In-Memory Database Systems
Growth in intelligent connected devices is soaring. Whether in the home, the pocket or built into industrial communications and transportation systems, such gear has evolved to include powerful CPUs and sophisticated embedded systems software. One type of software increasingly seen within such devices is the database management system (DBMS). While familiar on desktops and servers, databases are a recent arrival to embedded systems. Like any organism dropped into a new environment, databases must evolve. A new type of DBMS, the in-memory database system (IMDS), represents the latest step in DBMSes' adaptation to embedded systems.
Why are embedded systems developers turning to databases? Market competition requires that devices like set-top boxes, network switches and consumer electronics become “smarter”. To support expanding feature sets, applications generally must manage larger volumes of more complex data. As a result, many device developers find they are outgrowing self-developed data management solutions, which can be especially difficult to maintain and extend as application requirements increase.

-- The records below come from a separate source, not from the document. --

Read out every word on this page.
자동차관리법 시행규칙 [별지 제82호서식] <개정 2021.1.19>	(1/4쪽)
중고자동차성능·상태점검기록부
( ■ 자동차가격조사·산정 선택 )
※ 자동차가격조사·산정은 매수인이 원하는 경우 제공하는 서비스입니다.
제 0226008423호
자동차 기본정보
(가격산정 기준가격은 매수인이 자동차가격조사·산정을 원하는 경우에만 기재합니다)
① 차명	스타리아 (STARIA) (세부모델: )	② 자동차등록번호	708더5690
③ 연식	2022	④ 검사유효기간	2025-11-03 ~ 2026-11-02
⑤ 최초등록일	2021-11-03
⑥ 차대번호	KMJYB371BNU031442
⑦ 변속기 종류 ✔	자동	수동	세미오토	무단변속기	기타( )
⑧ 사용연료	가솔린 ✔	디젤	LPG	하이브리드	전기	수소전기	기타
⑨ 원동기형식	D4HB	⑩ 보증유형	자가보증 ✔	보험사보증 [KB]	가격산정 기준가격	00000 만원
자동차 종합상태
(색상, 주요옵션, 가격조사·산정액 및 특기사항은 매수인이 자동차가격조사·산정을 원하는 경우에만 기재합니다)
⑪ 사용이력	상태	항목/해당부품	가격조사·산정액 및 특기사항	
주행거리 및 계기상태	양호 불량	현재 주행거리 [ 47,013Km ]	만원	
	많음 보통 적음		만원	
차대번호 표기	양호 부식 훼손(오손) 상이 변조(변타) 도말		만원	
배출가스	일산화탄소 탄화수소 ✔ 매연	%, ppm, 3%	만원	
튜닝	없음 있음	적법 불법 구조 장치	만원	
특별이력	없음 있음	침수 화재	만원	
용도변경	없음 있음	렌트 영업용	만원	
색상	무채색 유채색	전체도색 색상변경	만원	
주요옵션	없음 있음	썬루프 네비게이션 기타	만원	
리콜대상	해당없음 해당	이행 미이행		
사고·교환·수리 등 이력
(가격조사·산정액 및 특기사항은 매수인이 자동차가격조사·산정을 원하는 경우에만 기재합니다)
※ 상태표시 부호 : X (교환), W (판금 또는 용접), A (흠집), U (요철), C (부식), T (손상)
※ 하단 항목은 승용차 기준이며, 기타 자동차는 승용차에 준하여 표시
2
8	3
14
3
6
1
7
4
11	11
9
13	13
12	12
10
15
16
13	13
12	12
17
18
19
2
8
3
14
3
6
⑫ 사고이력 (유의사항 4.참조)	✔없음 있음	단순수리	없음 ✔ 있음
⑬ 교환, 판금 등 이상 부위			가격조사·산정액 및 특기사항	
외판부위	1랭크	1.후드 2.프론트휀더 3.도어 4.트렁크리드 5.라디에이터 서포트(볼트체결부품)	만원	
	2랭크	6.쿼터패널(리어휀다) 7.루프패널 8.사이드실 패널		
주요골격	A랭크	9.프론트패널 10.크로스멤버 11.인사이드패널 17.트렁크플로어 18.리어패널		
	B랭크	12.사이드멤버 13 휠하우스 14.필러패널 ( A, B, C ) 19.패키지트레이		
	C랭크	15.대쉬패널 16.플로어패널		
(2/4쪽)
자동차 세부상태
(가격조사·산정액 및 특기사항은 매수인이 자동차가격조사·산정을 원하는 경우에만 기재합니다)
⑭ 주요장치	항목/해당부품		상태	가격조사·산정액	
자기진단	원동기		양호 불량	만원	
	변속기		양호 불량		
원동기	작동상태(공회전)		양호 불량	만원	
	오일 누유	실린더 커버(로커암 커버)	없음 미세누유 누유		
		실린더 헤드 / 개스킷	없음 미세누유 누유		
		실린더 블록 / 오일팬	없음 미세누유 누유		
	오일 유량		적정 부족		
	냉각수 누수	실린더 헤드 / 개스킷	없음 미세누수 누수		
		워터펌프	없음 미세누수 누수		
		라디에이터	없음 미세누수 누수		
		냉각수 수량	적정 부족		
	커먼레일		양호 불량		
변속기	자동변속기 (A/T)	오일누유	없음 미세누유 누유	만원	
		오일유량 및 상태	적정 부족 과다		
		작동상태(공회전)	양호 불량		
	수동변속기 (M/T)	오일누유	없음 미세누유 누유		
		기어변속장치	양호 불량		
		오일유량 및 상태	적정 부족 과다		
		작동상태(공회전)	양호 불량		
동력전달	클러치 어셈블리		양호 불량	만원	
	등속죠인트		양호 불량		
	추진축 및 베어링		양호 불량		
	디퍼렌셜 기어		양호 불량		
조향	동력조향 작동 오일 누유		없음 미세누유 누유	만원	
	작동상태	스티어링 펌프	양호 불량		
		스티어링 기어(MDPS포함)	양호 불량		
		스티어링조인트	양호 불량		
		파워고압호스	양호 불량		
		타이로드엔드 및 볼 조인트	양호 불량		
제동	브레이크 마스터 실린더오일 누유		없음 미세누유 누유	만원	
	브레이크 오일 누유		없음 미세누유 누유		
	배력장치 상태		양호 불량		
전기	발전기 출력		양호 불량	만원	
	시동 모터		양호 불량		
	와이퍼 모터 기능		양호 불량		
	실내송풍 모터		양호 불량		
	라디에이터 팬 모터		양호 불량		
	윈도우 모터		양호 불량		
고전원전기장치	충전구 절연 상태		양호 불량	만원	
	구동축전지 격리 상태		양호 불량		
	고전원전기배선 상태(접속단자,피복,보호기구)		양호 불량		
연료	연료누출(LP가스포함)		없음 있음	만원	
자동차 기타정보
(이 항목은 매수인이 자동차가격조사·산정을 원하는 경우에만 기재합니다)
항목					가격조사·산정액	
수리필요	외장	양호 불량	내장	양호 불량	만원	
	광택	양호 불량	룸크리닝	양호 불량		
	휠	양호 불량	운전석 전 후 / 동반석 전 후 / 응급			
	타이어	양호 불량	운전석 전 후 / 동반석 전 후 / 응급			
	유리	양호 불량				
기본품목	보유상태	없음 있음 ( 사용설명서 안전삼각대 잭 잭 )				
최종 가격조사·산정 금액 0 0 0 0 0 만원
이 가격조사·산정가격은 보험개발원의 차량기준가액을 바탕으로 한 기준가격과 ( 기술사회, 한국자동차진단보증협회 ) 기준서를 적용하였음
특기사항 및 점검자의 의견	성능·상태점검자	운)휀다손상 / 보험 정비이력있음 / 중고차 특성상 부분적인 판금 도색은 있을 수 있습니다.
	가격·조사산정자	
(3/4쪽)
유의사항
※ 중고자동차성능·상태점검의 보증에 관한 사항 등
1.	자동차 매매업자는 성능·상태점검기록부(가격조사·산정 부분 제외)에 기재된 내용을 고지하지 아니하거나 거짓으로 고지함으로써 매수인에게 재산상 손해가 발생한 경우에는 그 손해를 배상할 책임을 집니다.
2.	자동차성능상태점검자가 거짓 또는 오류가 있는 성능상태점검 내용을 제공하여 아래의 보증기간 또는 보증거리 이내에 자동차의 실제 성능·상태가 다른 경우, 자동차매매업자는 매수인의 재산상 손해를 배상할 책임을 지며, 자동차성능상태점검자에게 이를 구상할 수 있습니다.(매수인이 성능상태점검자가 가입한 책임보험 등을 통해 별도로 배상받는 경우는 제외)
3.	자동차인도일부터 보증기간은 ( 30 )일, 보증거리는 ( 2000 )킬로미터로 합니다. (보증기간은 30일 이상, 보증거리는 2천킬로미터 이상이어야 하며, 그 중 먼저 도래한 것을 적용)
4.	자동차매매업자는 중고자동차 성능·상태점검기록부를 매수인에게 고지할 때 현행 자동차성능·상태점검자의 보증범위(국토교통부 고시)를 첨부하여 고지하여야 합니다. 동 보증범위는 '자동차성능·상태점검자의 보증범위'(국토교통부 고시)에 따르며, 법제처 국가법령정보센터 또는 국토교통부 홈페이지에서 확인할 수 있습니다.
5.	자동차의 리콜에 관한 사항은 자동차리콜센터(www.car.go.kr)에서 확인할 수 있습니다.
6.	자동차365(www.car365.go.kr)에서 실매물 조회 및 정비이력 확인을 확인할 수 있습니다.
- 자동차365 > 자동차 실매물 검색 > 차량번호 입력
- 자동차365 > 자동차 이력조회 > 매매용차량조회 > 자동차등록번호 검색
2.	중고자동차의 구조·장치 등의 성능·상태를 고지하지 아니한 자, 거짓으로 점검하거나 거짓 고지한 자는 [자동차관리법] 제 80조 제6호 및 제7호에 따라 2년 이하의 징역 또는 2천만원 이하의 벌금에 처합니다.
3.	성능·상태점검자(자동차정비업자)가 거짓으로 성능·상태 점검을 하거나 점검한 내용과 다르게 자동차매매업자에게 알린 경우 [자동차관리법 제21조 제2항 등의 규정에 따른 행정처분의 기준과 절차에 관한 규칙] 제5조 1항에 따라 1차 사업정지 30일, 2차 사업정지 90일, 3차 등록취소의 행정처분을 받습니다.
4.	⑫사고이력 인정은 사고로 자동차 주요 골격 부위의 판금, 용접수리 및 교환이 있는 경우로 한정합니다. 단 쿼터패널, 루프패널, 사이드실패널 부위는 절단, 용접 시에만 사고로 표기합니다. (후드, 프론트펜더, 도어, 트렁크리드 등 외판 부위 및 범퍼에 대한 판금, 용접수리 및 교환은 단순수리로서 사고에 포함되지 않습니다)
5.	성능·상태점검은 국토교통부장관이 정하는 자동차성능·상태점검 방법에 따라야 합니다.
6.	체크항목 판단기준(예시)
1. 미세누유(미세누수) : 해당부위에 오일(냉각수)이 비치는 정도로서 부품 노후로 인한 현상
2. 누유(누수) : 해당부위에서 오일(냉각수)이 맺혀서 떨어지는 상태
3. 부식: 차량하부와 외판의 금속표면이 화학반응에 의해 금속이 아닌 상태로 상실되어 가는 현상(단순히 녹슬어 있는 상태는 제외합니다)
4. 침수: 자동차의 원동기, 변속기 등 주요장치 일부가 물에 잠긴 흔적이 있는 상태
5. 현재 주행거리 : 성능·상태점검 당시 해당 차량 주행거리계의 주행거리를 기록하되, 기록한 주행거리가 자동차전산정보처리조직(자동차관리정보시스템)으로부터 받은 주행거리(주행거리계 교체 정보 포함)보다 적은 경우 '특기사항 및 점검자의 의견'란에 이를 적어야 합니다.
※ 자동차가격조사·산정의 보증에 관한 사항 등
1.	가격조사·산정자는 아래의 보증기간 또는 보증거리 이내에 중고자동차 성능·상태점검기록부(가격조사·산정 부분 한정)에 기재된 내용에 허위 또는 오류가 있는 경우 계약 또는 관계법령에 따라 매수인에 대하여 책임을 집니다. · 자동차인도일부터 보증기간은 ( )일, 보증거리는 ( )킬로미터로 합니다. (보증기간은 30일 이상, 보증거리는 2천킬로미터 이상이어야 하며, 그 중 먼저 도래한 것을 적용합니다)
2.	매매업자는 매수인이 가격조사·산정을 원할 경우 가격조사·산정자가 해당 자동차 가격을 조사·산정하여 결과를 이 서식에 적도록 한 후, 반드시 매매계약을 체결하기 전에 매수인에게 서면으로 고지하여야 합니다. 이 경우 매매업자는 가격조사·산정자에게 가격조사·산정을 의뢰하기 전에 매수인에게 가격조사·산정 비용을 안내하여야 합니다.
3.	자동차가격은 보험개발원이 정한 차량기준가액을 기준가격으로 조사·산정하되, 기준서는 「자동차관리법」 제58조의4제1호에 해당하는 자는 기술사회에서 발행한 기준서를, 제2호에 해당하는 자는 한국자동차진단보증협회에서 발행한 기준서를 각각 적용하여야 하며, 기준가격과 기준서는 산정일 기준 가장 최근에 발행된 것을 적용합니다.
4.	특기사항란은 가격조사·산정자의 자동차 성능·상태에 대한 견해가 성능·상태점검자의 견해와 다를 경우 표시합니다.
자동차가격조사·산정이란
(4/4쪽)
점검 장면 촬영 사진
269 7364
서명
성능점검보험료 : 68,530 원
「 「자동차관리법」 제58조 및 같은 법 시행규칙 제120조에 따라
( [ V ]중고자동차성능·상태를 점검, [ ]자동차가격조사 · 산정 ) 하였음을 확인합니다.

In addition, the trend toward standard, commercial off-the-shelf (COTS) embedded operating systems—and away from a fragmented environment of many proprietary systems—promotes the availability of databases. The emergence of a widely used OS such as embedded Linux creates a user community, which in turn spurs development (both commercially and noncommercially) of databases and other tools to enhance the platform.
So device developers are turning to commercial databases, but existing embedded DBMS software has not provided the ideal fit. Embedded databases emerged well over a decade ago to support business systems, with features including complex caching logic and abnormal termination recovery. But on a device, within a set-top box or next-generation fax machine, for example, these abilities are often unnecessary and cause the application to exceed available memory and CPU resources.
In addition, traditional databases are built to store data on disk. Disk I/O, as a mechanical process, is tremendously expensive in terms of performance. This often makes traditional databases too slow for embedded systems that require real-time performance.
In-memory databases have emerged specifically to meet the performance needs and resource availability in embedded systems. As the name implies, IMDSes reside entirely in memory—they never go to disk.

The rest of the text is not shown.